In China today, only two realities are acknowledged. We see reality as hopelessly and interestingly plural. In China, what is defined as an issue for debate is one about which there are “two lines,” a right one and a wrong one. Our society proposes a spectrum of discontinuous choices and perceptions. Theirs is constructed around a single, ideal observer; and photographs contribute their bit to the Great Monologue. For us, there are dispersed, interchangeable “points of view”; photography is a polylogue. The current Chinese ideology defines reality as a historical process structured by recurrent dualisms with clearly outlined, morally colored meanings; the past, for the most part, is simply judged as bad. For us, there are historical processes with awesomely complex and sometimes contradictory meanings; and arts which draw much of their value from our consciousness of time as history, like photography. (This is why the passing of time adds to the aesthetic value of photographs, and the scars of time make objects more rather than less enticing to photographers.) With the idea of history, we certify our interest in knowing the greatest number of things. The only use the Chinese are allowed to make of their history is didactic: their interest in history is narrow, moralistic, deforming, uncurious. Hence, photography in our sense has no place in their society.

The limits placed on photography in China only reflect the character of their society, a society unified by an ideology of stark, unremitting conflict. Our unlimited use of photographic images not only reflects but gives shape to this society, one unified by the denial of conflict. Our very notion of the world—the capitalist twentieth century’s “one world”—is like a photographic overview. The world is “one” not because it is united but because a tour of its diverse contents does not reveal conflict but only an even more astounding diversity. This spurious unity of the world is effected by translating its contents into images. Images are always compatible, or can be made compatible, even when the realities they depict are not.
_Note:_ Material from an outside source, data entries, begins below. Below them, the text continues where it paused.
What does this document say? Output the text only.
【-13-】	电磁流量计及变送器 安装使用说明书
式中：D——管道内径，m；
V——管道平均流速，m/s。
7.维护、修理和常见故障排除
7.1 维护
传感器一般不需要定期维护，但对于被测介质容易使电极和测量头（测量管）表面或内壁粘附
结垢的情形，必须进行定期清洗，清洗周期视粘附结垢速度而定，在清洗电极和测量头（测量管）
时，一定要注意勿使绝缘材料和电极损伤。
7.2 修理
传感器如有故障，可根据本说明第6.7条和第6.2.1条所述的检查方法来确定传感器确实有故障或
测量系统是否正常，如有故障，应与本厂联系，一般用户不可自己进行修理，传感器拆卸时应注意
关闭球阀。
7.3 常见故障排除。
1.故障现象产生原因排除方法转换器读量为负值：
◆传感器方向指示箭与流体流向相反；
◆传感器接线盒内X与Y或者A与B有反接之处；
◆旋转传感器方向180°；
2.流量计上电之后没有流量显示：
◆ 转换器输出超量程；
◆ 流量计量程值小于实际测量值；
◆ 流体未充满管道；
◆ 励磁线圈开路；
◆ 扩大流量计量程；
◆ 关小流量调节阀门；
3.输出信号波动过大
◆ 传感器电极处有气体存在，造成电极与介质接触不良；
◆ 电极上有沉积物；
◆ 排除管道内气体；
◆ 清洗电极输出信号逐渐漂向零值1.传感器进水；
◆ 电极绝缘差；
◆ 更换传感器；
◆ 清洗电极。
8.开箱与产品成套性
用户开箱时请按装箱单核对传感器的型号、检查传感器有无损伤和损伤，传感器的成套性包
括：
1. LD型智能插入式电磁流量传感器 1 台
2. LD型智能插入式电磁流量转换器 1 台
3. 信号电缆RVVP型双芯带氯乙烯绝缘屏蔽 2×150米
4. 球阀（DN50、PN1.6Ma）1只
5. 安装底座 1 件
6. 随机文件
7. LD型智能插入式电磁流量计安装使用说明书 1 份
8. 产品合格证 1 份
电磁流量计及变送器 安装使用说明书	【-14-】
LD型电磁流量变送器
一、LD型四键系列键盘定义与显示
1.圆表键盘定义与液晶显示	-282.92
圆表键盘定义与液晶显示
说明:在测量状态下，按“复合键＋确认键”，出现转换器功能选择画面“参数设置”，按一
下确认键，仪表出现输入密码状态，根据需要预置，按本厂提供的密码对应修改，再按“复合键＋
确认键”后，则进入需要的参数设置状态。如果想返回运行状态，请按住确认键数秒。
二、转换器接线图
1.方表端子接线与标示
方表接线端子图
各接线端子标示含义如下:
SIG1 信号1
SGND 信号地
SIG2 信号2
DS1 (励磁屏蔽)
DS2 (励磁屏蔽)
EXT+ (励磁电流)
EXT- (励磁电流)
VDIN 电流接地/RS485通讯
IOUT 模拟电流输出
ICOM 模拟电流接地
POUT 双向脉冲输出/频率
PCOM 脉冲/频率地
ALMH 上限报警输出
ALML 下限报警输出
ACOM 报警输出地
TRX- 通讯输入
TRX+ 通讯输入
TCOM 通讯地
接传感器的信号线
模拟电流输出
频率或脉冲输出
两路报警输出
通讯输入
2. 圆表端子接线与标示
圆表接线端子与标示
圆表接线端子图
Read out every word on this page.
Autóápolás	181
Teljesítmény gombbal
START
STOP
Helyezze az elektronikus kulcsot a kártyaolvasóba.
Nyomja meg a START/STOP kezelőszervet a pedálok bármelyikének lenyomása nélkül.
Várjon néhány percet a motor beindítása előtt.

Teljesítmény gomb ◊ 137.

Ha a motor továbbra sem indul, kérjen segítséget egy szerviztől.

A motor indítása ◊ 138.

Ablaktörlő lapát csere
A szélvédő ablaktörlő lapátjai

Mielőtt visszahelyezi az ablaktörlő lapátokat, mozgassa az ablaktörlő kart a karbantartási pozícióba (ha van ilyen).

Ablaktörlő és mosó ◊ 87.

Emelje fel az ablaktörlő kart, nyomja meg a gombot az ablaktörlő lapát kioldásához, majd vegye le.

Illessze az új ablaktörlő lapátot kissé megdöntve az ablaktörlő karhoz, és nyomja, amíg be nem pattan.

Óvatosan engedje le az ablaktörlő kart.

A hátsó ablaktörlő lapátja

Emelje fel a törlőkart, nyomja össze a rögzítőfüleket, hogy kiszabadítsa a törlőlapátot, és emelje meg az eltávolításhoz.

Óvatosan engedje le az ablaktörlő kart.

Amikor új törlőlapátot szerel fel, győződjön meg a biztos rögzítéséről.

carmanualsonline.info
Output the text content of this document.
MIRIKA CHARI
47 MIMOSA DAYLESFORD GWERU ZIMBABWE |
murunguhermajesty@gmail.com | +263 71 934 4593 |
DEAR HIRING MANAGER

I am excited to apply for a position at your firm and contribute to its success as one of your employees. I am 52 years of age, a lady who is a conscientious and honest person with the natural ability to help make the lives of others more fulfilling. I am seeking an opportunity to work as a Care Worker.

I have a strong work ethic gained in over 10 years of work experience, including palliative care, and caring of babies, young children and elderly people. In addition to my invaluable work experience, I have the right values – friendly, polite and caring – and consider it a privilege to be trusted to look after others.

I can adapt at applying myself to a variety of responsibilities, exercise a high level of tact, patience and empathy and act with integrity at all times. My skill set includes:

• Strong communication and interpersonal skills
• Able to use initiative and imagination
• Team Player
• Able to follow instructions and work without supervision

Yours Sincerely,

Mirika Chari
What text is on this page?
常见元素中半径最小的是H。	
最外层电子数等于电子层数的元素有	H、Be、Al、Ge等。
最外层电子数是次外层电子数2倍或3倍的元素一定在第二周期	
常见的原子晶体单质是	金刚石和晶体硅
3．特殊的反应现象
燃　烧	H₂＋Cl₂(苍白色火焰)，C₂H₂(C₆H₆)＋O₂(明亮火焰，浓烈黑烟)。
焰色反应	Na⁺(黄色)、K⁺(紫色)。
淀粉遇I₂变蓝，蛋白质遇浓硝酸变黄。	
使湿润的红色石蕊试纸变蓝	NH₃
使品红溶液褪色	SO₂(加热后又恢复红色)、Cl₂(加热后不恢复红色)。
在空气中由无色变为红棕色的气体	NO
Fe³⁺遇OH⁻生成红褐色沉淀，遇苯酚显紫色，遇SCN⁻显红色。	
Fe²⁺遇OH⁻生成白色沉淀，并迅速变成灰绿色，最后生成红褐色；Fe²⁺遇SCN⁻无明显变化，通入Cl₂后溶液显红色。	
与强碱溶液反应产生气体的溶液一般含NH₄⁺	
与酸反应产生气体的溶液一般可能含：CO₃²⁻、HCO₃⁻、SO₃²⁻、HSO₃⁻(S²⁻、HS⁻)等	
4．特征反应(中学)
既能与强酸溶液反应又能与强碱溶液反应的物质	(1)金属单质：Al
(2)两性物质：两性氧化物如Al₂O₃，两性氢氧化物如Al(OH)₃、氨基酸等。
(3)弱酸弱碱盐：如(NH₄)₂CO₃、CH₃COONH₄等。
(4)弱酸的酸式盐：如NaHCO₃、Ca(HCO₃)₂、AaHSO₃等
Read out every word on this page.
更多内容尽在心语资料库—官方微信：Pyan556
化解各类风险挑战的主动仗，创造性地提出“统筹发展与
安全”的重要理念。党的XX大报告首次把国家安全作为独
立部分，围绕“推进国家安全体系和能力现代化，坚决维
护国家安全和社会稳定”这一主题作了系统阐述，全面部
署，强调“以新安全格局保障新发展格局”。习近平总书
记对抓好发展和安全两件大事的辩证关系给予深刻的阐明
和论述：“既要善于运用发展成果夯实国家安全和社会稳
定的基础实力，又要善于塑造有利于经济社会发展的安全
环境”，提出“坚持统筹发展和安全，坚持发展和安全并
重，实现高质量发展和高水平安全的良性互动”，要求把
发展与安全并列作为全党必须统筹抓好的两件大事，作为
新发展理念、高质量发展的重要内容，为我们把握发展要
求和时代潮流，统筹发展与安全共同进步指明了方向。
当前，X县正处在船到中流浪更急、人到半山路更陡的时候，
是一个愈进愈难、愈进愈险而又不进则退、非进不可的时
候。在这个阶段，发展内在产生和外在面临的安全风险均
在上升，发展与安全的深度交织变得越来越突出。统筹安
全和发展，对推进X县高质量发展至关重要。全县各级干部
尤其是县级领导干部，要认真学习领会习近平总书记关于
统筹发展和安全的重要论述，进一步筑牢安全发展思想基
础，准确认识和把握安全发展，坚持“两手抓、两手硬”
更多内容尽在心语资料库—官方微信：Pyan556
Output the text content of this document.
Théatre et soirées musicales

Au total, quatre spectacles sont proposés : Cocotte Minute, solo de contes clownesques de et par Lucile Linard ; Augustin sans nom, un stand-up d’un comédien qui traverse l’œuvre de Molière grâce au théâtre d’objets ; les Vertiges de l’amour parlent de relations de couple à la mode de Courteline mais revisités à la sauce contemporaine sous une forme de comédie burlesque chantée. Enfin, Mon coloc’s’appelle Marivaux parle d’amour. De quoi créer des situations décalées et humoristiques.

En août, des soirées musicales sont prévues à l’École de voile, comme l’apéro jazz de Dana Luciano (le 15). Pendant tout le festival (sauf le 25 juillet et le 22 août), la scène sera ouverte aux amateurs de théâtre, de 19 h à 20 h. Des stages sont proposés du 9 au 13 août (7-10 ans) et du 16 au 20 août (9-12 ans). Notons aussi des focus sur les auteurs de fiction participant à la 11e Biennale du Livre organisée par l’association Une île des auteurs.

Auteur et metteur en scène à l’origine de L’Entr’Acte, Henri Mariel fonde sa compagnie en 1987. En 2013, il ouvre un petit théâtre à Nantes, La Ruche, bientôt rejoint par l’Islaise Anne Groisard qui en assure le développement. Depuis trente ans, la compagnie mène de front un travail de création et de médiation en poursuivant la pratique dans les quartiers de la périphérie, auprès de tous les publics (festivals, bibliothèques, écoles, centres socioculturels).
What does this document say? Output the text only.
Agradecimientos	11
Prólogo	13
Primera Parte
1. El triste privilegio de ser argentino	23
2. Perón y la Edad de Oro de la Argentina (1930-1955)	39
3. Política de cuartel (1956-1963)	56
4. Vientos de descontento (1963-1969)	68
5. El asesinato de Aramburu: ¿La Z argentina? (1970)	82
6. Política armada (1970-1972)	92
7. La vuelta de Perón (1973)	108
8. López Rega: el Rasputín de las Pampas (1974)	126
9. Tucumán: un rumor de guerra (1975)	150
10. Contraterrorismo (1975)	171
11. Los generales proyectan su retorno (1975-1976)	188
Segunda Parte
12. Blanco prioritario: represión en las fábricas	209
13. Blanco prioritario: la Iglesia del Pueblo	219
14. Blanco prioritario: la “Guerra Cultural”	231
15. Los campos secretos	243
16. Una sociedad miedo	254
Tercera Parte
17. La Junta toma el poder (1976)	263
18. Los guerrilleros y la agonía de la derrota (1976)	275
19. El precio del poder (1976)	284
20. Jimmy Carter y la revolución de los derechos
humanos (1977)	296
Photography does not simply reproduce the real, it recycles it—a key procedure of a modern society. In the form of photographic images, things and events are put to new uses, assigned new meanings, which go beyond the distinctions between the beautiful and the ugly, the true and the false, the useful and the useless, good taste and bad. Photography is one of the chief means for producing that quality ascribed to things and situations which erases these distinctions: “the interesting.” What makes something interesting is that it can be seen to be like, or analogous to, something else. There is an art and there are fashions of seeing things in order to make them interesting; and to supply this art, these fashions, there is a steady recycling of the artifacts and tastes of the past. Cliches, recycled, become meta-cliches. The photographic recycling makes cliches out of unique objects, distinctive and vivid artifacts out of cliches. Images of real things are interlayered with images of images. The Chinese circumscribe the uses of photography so that there are no layers or strata of images, and all images reinforce and reiterate each other.
*
We make of photography a means by which, precisely, anything can be said, any purpose served. What in reality is discrete, images join. In the form of a photograph the explosion of an A-bomb can be used to advertise a safe.

 

To us, the difference between the photographer as an individual eye and the photographer as an objective recorder seems fundamental, the difference often regarded, mistakenly, as separating photography as art from photography as document. But both are logical extensions of what photography means:
[3]
note-taking on, potentially, everything in the world, from every possible angle. The same Nadar who took the most authoritative celebrity portraits of his time and did the first photo-interviews was also the first photographer to take aerial views; and when he performed “the Daguerreian operation” on Paris from a balloon in 1855 he immediately grasped the future benefit of photography to warmakers.